Changing how and where the conversations occur. If you need fresh thinking, you might need a fresh space or a fresh process for producing it. Sameness begets sameness. Have a conversation field trip and go a new site that will cause people to engage differently. Or make the time a Walk and Talk with small groups of individuals walking and talking about an assigned topic or question and then reporting back to the large group. Research shows our brain engages differently when our body is involved in nominal activity.



The output



I believe that the process often is the product, but I also appreciate that many people need to feel a sense of accomplishment beyond "just talk." Creating time for conference participants to reflect on conversations and identify actions they will take and offering a follow-up accountability check-in is one way to meet this need. If you attended a summer leadership workshop as a student, you may have addressed a letter to yourself that the workshop leaders mailed many months later to refresh the energy and inspiration you had "in the moment."

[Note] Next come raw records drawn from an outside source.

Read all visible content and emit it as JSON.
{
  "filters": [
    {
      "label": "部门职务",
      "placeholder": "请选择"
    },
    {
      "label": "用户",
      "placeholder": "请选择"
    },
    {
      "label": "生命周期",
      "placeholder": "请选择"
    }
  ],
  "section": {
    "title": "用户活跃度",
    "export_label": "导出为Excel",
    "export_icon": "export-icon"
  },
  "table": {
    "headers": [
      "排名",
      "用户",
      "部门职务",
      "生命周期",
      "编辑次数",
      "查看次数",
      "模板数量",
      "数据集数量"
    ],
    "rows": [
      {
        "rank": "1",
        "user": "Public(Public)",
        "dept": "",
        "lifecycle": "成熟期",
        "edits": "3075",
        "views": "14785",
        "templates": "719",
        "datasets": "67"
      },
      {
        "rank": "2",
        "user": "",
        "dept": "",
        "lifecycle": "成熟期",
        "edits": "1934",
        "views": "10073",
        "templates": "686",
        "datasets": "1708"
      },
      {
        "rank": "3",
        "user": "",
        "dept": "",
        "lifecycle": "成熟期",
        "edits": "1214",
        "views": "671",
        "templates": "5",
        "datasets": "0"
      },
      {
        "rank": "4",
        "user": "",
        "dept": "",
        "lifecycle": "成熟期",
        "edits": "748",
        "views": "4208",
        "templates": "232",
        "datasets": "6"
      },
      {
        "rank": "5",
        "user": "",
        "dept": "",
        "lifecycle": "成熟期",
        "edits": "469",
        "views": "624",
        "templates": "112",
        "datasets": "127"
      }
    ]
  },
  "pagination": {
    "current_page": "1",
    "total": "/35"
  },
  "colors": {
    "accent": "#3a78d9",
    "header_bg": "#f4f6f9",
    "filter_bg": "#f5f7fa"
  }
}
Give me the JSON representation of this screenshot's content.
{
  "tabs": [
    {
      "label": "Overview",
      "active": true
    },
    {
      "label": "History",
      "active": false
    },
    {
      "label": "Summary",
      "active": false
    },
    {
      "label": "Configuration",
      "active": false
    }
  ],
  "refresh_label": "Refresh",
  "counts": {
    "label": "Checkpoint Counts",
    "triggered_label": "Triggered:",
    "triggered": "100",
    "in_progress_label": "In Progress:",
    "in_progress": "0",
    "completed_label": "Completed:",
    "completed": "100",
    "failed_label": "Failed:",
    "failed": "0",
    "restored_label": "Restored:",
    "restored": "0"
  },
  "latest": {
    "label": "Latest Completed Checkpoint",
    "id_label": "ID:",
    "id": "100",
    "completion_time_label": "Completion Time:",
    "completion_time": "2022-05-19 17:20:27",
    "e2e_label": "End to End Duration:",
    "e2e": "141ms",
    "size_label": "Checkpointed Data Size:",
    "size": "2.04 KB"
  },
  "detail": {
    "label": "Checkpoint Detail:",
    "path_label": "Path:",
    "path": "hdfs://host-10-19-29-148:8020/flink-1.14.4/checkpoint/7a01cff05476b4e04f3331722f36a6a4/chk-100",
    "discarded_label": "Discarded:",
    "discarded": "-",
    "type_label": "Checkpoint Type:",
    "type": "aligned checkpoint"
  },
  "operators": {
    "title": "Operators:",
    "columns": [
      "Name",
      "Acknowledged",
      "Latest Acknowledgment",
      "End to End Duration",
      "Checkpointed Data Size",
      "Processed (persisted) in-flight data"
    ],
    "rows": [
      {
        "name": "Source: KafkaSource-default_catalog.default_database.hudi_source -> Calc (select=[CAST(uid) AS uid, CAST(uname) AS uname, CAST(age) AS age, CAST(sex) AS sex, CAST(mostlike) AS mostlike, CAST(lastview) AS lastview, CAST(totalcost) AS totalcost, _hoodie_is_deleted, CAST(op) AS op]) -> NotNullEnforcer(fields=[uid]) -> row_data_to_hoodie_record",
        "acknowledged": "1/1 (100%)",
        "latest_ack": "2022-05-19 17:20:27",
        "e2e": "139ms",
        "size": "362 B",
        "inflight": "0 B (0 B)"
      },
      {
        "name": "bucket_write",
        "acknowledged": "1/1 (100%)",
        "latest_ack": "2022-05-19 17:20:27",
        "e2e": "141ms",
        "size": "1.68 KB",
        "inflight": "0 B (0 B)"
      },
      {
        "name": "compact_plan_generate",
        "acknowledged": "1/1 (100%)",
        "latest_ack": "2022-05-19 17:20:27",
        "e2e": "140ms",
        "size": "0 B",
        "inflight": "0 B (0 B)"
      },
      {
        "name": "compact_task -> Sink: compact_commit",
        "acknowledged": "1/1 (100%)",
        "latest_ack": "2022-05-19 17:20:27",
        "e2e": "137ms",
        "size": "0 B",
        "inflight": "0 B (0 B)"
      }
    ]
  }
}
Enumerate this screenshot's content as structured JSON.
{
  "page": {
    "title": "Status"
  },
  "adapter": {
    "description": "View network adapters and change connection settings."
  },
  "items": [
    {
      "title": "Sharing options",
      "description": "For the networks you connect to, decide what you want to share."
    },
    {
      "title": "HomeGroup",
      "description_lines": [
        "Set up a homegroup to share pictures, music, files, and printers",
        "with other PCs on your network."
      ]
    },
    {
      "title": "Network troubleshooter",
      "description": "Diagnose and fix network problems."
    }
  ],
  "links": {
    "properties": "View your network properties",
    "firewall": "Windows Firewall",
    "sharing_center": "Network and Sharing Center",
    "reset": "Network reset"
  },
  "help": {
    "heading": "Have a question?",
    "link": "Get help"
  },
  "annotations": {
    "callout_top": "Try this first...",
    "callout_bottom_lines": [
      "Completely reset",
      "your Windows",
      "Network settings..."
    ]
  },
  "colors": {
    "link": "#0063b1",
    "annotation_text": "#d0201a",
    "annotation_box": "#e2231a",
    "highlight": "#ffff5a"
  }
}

At conferences some content stays at a somewhat general level because of the diversity of the audience. As a result the conversation is not going to be completely compelling because it isn't specific enough. Create opportunities for individuals to gather with like-minded colleagues and discuss the "so what? now what?" connections of the more general ideas to which they have been exposed: i.e., after a general session offer breakouts where individuals with the same job functions can gather and converse.



Dwelling longer in possibilities, not probabilities. In his book The Design of Business, author Roger Martin talks about how some innovative ideas can't necessarily be initially supported by data. Turning our conversation too quickly to what we know will work means we will resort to thinking anchored in the past and present as opposed to what might be possible in the future. Having facilitation or an agenda that hols people in "What if?" thinking is required for compelling conversation.



Reviewing group decisions and next steps at the end of a team meeting helps fuel a sense of accomplishment as does identifying simple strategies for keeping the conversation alive: adding a few questions to your team discussion boards, posting them on flipchart paper in the break area where additional ideas can be shared, generating a mantra that can inform your mission and the daily actions in which individual engage, or the formal leadership refreshing the conversations regularly in their interactions with others.